Saiu o decreto presidencial, afirmando e liberando os militares para irem fazer
parte do controle, da apuração e de tudo que envolve as eleições de 22. Não é
mais uma simples autorização do TSE. O presidente Bolsonaro acabou de assinar e
saiu hoje no Diário Oficial. Os militares vão fazer parte de todo acompanhamento
das eleições de 2022. Senhor Fachin, senhor Barroso, senhor Alexandre de Morais,
quem tem mais poder, pois é? Com o decreto presidencial, toda essa semana que
aconteceu de embate no TSE, querendo
expulsar o militar lá de dentro e
agora os militares dizendo não. Eles vão continuar lá dentro. Nós estamos mando
mais oito ou nove para auxiliar em tudo que envolve as eleições, no código, na apuração,
na transparência, enfim, então essa batalha ganha mais um capítulo agora com o
decreto presidencial, que é, na verdade, o presidente da República que comanda
as forças militares em nosso país. Com isso, o presidente acaba então de vez
por todas com esse empasse, de os militares terem que ficar pedindo penico e
autorização para fazerem parte de comissão da qual o próprio TSE, lá atrás,
pela presença do Barroso, tenha aberto a possibilidade de convidar os militares
para fazerem parte. Agora, eles estão definitivamente na apuração e tudo que
envolve as eleições deste ano, através de um decreto presidencial, que
determina que eles façam parte dessa estrutura toda que envolve as eleições,
inclusive com autorização para subir os morros e para fazer todo controle
necessário para maior segurança possível, da maneira democrática, da maneira que
o povo e a cidadania brasileira possam confiar de fato no que possa acontecer
no próximo dia 2 de outubro (...)”.
Fora
de dúvida, é muito difícil se encontrar mente tão absurdamente “brilhante” e “genial”

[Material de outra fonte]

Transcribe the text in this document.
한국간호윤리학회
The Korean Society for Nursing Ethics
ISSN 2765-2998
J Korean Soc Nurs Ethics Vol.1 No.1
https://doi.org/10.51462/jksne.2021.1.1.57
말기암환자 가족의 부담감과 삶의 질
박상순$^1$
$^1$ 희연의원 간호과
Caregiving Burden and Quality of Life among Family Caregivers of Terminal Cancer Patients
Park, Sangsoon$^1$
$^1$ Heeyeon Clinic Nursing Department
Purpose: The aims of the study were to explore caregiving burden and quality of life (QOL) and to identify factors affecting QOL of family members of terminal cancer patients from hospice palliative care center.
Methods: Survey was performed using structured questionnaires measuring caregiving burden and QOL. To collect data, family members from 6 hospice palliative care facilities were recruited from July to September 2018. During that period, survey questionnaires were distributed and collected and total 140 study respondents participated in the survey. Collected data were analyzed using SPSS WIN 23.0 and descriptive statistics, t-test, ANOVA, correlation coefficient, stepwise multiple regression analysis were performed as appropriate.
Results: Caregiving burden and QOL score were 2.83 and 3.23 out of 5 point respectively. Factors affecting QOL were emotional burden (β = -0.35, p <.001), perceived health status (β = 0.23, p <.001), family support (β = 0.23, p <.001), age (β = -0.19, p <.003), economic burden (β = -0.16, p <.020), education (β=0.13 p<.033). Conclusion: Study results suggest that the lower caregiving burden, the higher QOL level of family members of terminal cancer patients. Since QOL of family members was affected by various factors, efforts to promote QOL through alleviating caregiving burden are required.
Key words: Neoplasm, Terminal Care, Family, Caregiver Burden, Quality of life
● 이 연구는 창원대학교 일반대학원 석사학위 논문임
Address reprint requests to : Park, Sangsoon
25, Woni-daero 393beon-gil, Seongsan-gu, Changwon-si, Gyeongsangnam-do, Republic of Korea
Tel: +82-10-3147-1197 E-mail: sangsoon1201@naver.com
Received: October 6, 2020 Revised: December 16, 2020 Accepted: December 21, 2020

como a desse blogueiro, que viu em texto extremamente simplório de autorização para
as Forças Armadas apoiarem, se necessário, a segurança das eleições, a generalização
para elas interferirem no processo eleitoral, de forma ampla e ilimitada, tendo
por base, pasmem, mero decreto presidencial, que extrapolaria os limites de competência
constitucional da Justiça eleitoral.
Somente
nas piores republiquetas, um decreto teria a força superior à da Constituição,
de modo a interferir na competência atribuída privativamente à Justiça eleitoral,
autorizando que as Forças Armadas pudessem atuar de maneira ampla e irrestrita
no processo eleitoral.
No
Estado Democrático de Direito, que é prevalência do Brasil, o decreto tem a
mera finalidade de regulamentar a lei, como forma de minuciar os pontos
específicos tratados nela, de modo a facilitar a sua execução.
Seria
verdadeira aberração jurídica se o presidente da República tivesse a
insensibilidade de interferir na Justiça brasileira, por meio de decreto, que sequer
tem força de lei.
Tudo
isso é para esclarecer que a Justiça eleitoral tem competência com sede no
artigo 118 da Constituição, que estabelece, verbis: "São órgãos da
Justiça Eleitoral: I - o Tribunal Superior Eleitoral; II - os Tribunais
Regionais Eleitorais; III - os juízes eleitorais; IV - as Juntas Eleitorais.”.
Nesse
rol de órgãos, não figura nenhum outro e somente por emenda constitucional
seria legitimamente conferida competência para as Forças Armadas atuarem em conjunto
com a Justiça eleitoral.
Ou
seja, seria demonstração de desespero sem causa se essa absurda notícia fosse
verdadeira, porque ela não tem a menor plausibilidade jurídica, diante do
estado democrático.
É
verdade que, de certa forma, vem faltando credibilidade à Justiça eleitoral, não
por algum ato suspeito concreto, à vista das dúvidas suscitadas e não esclarecidas,
de maneira substancial, fatos estes que são creditáveis à incompetência de
autoridades, que não tiveram habilidade suficiente para solucionar as questões
levantadas, mas a assinatura de decreto para oficializar a participação das
Forças Armadas, na Justiça eleitoral, seria o coroamento da burrice
administrativa, diante do império constitucional.
Ainda
bem que o aludido decreto trata apenas de matéria de competência presidencial,
sem qualquer extrapolação do poder de interferir na Justiça eleitoral, o que é
totalmente diferente da notícia alardeada por sonhador e presunçoso bolsonarista.